Organic-mineral interactions under natural conditions -- a computational study of flavone adsorption on smectite clay

TL;DR

This study uses molecular dynamics simulations to explore how organic molecules like apigenin adsorb onto smectite clay minerals, revealing pH-dependent mechanisms and the importance of ionic species in natural conditions.

Contribution

It introduces a computational approach to understand organic-mineral interactions, highlighting the influence of pH and ionic species on adsorption mechanisms.

Findings

Adsorption mechanism shifts from co-crystallisation to ion-bridging with pH change.

Deprotonated apigenin chelates metals, forming stable complexes.

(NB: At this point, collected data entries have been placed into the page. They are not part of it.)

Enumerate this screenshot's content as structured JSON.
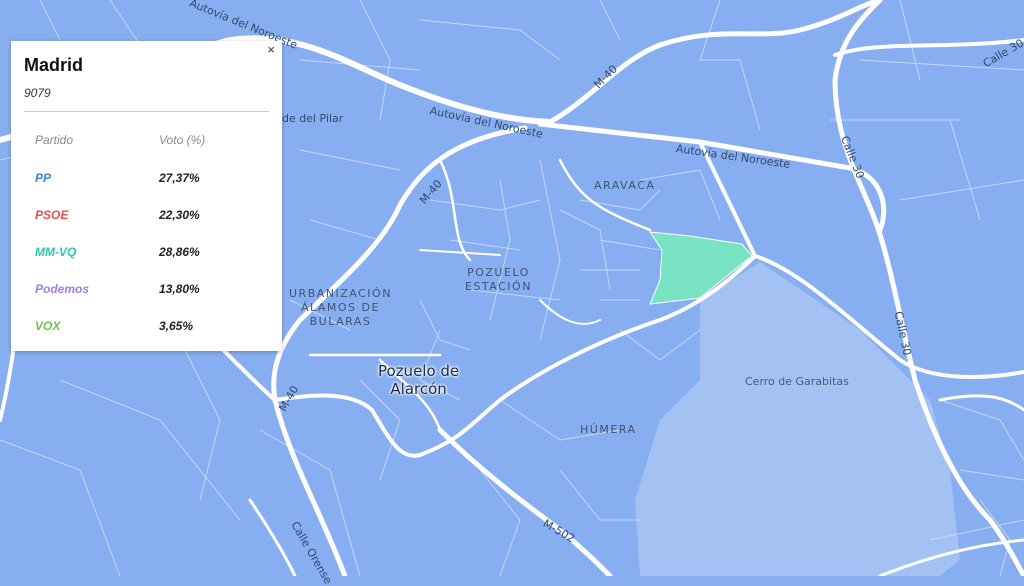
{
  "popup": {
    "title": "Madrid",
    "code": "9079",
    "close": "×",
    "col_party": "Partido",
    "col_vote": "Voto (%)",
    "rows": [
      {
        "party": "PP",
        "vote": "27,37%",
        "color": "#3b82d6"
      },
      {
        "party": "PSOE",
        "vote": "22,30%",
        "color": "#ef4b4b"
      },
      {
        "party": "MM-VQ",
        "vote": "28,86%",
        "color": "#2cc9a8"
      },
      {
        "party": "Podemos",
        "vote": "13,80%",
        "color": "#9b7ee8"
      },
      {
        "party": "VOX",
        "vote": "3,65%",
        "color": "#72bf44"
      }
    ]
  },
  "map": {
    "colors": {
      "base": "#86aef0",
      "light": "#a6c4f4",
      "highlight": "#79e3c4",
      "road": "#ffffff"
    },
    "districts": {
      "aravaca": "ARAVACA",
      "pozuelo_estacion_1": "POZUELO",
      "pozuelo_estacion_2": "ESTACIÓN",
      "urbanizacion_1": "URBANIZACIÓN",
      "urbanizacion_2": "ÁLAMOS DE",
      "urbanizacion_3": "BULARAS",
      "humera": "HÚMERA"
    },
    "towns": {
      "pozuelo_1": "Pozuelo de",
      "pozuelo_2": "Alarcón"
    },
    "hill": "Cerro de Garabitas",
    "roads": {
      "autovia_top": "Autovía del Noroeste",
      "autovia_mid": "Autovía del Noroeste",
      "autovia_right": "Autovía del Noroeste",
      "pilar": "de del Pilar",
      "m40_top": "M-40",
      "m40_left": "M-40",
      "m40_bottom": "M-40",
      "calle30_top": "Calle 30",
      "calle30_mid": "Calle 30",
      "calle30_right": "Calle 30",
      "m502": "M-502",
      "orense": "Calle Orense"
    }
  }
}
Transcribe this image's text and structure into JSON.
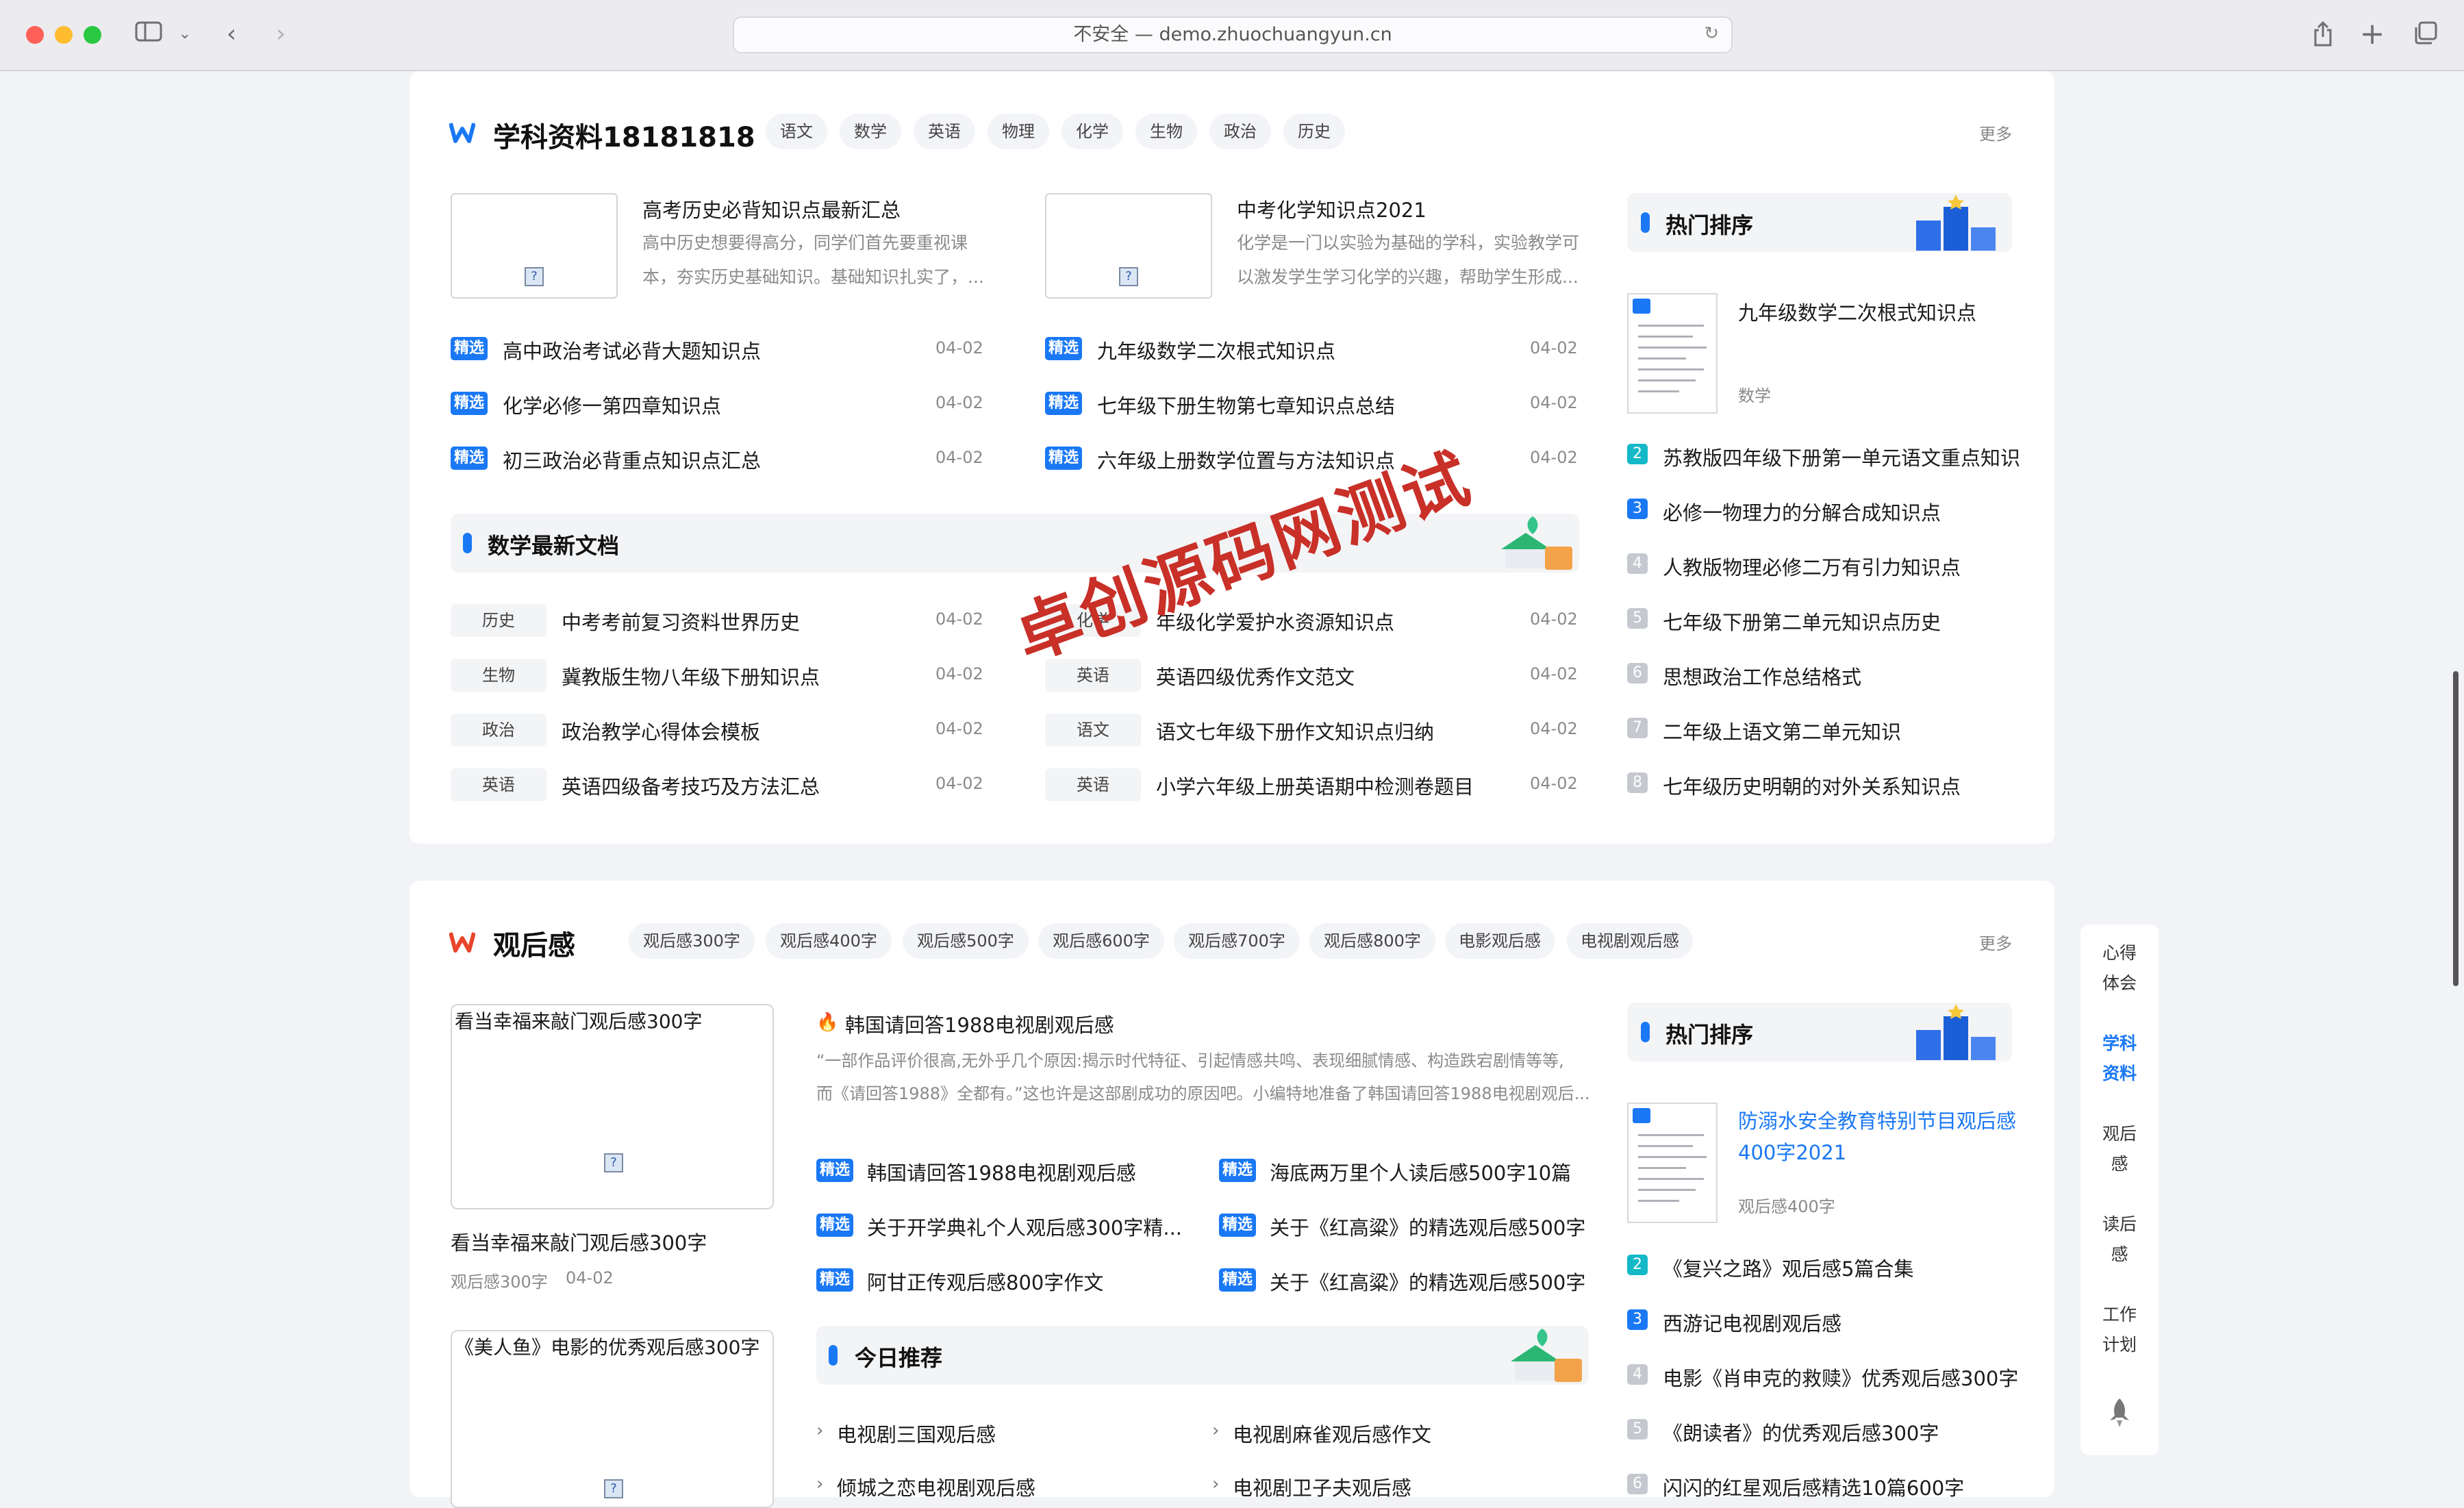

Exchangeable cations in clay influence organic retention capacity.

Abstract

Interactions between organic species and natural minerals are fundamental to the processes around us. With the aid of molecular dynamics simulations, we identify key adsorption mechanisms of apigenin on smectite clay minerals. The mechanism is highly sensitive to the pH -- changing from co-crystallisation in acidic-to-neutral solutions to the ion-bridging in mild-alkaline. The ionic species play a significant role in alkaline environments: the deprotonated apigenin species chelate metals, which, in turn, leads to the formation of a stable organic-metal-mineral complex and stronger adsorption in the presence of divalent cations.Smectite clays buffer the solution to mildly alkaline; hence, the type of exchangeable cations in the clay will be critical in determining the adsorption mechanism and organic retention capacity. Overall, our study showcases a computational strategy that can be transferred to a wide variety of organic-mineral systems in the natural environment.